Duncan Currie justifies a South Park episode that shows Jesus defecating on the president and the American flag on the grounds that South Park creators Matt Stone and Trey Parker were angry at Comedy Central for not airing a depiction of Muhammad ("The Cartoon Wars Are Over," May 1). Such logic and ethics are revealing.
The editors of the Insurgent, a left-wing newspaper at the University of Oregon, recently employed similar logic. A conservative student newspaper, Commentary, published the Danish cartoons of Muhammad so as to "provoke dialogue," so the Insurgent decided to "provoke dialogue" by printing an entire issue attacking Christianity, especially Catholicism. They even went so far as to put on the cover a cartoon of a naked Jesus on the cross with an erection and another that showed a naked Jesus kissing another naked man, both sporting erections. Although it is entirely legitimate to highlight hypocrisy over the Danish cartoons, attempts to do so by gratuitously trashing Christianity, as Stone, Parker, and the student newspaper editors do, are plainly unjustified.
William A. Donohue
President, Catholic League for Religious and Civil Rights
New York, N.Y.
Judicial Amigos
As one who helped coordinate the amicus filings in Hamdan v. Rumsfeld, I disagree with Daveed Gartenstein-Ross's characterization of the amicus brief filed by current and former members of the U.K. and E.U. Parliaments as an attempt by "foreign politicians" to "pressure" the Supreme Court to decide the case on the basis of "international opinion." ("Not So Friendly Amici," April 24.)
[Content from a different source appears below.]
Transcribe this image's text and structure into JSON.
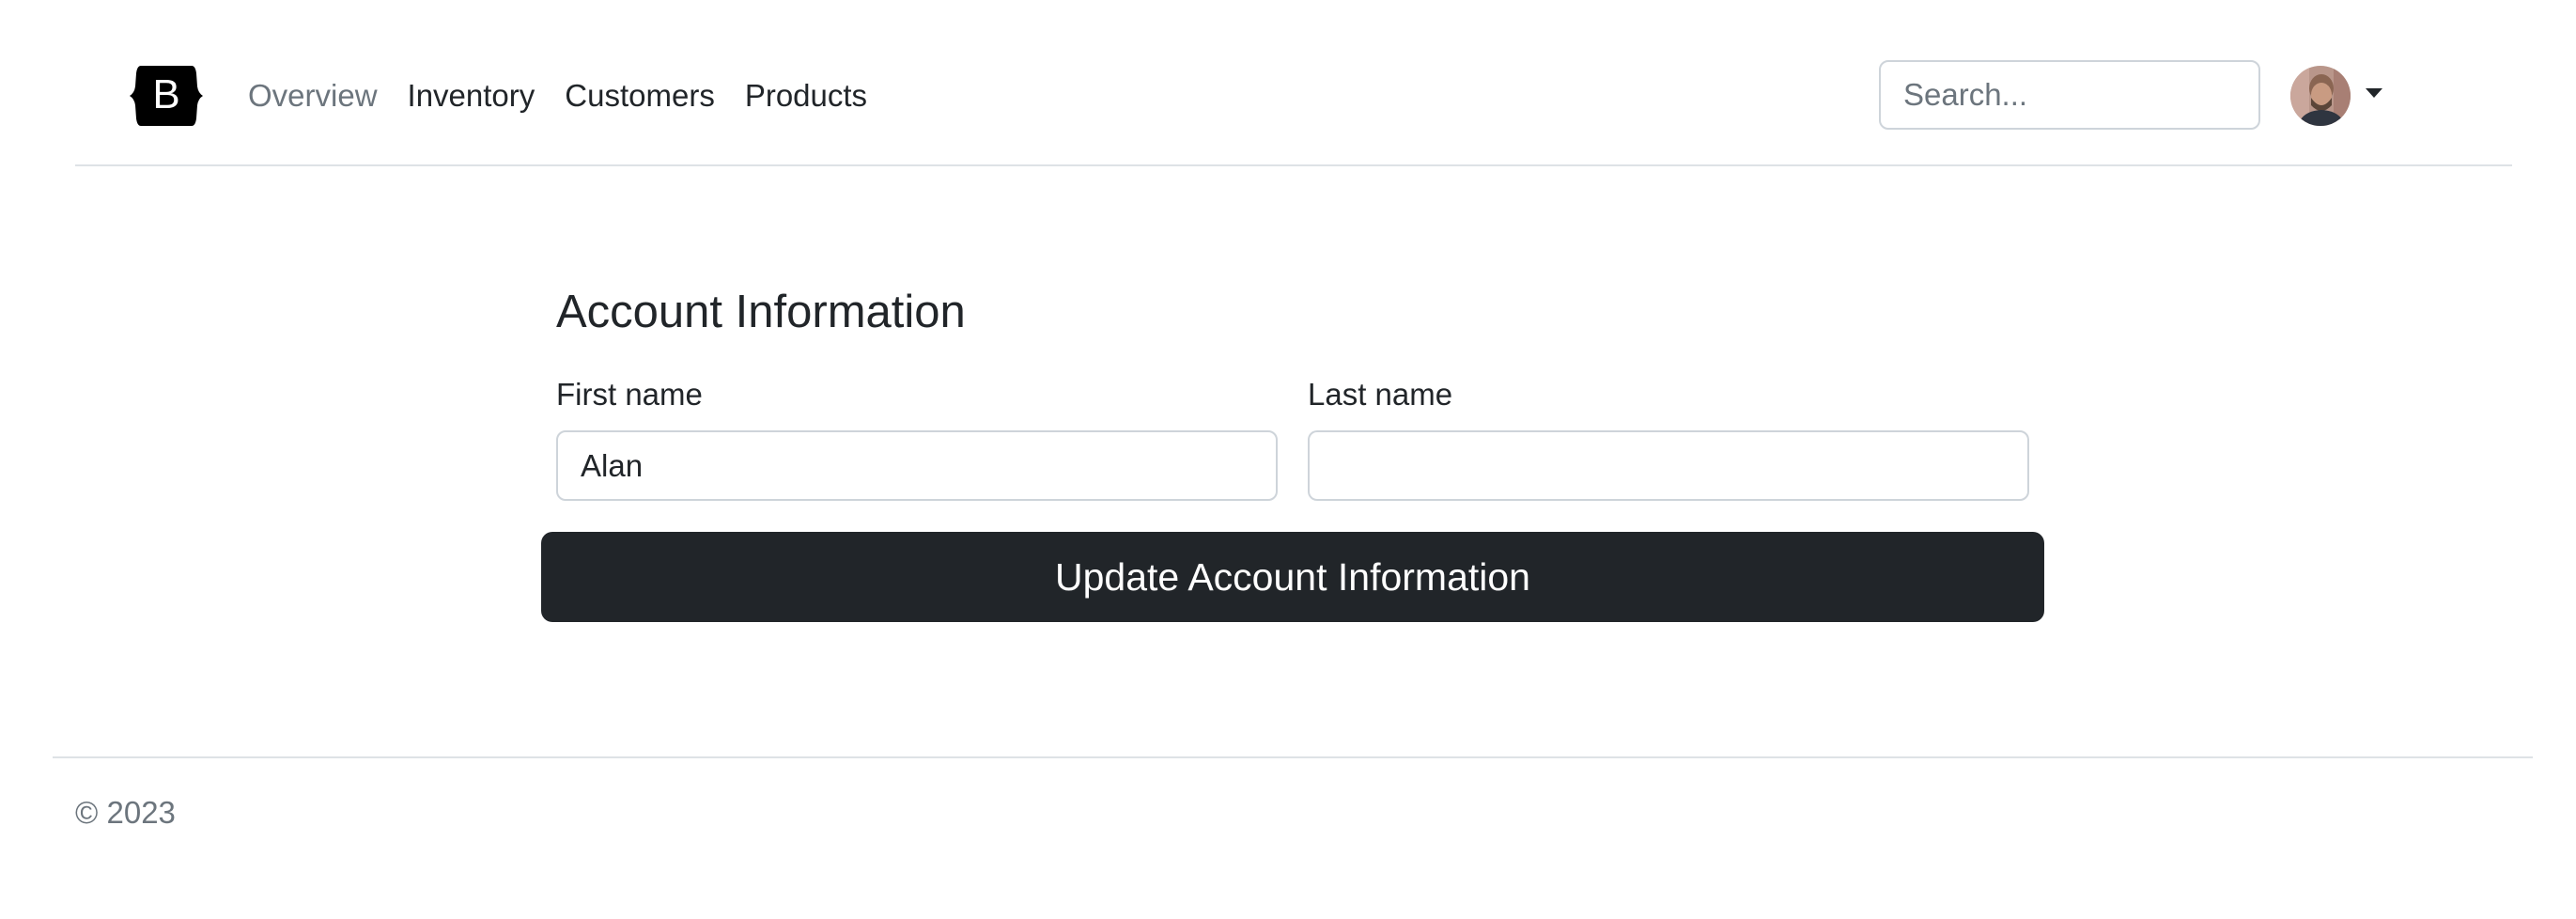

In reality, the parliamentarians argue that President Bush, who is prosecuting Hamdan and others held at Guantanamo for alleged violations of international law, should be required to abide by international law in prosecuting them. Anyone wary of international law should be especially wary of military tribunals, which are creatures of international law. The military tribunal cases on which the government relies in Hamdan themselves invoke a wealth of foreign authority to justify particular charges as triable by military tribunal.
The ultimate principle that the parliamentarians champion is not that international law should control U.S. law, but that federal courts should construe U.S. law, insofar as possible, in a manner consistent with the law of nations. Chief Justice John Marshall announced this principle over 200 years ago in the Charming Betsy canon, and the Supreme Court has reaffirmed it as recently as 2004.
Amicus briefs making similar points were filed by eminent professors of international and human rights law at top U.S. law schools, by Madeleine Albright and other former senior U.S. diplomats, and by a distinguished group of retired U.S. generals and admirals (I filed the brief on their behalf). In a case of such far-reaching significance as Hamdan, the Supreme Court depends on amicus briefs to apprise it of every relevant aspect of the case. The parliamentarians' amicus brief performs such a vital role here.
David H. Remes
Washington, D.C.
Daveed Gartenstein-Ross responds: The brief clearly holds that international opinion should factor heavily in the Supreme Court's determination, yet it fails to cite any law that is binding on the United States. Instead, it relies on treaties that the United States didn't ratify, which, under accepted international law principles, makes them inapplicable. While David Remes contends that federal courts should, where possible, interpret U.S. law "in a manner consistent with the law of nations," it has been recognized since the Paquete Habana case (1900) that the "law of nations" has no force in the face of a "controlling Executive . . . decision." The brief is thus part of a broader trend where the High Court is increasingly asked to bend to foreign laws.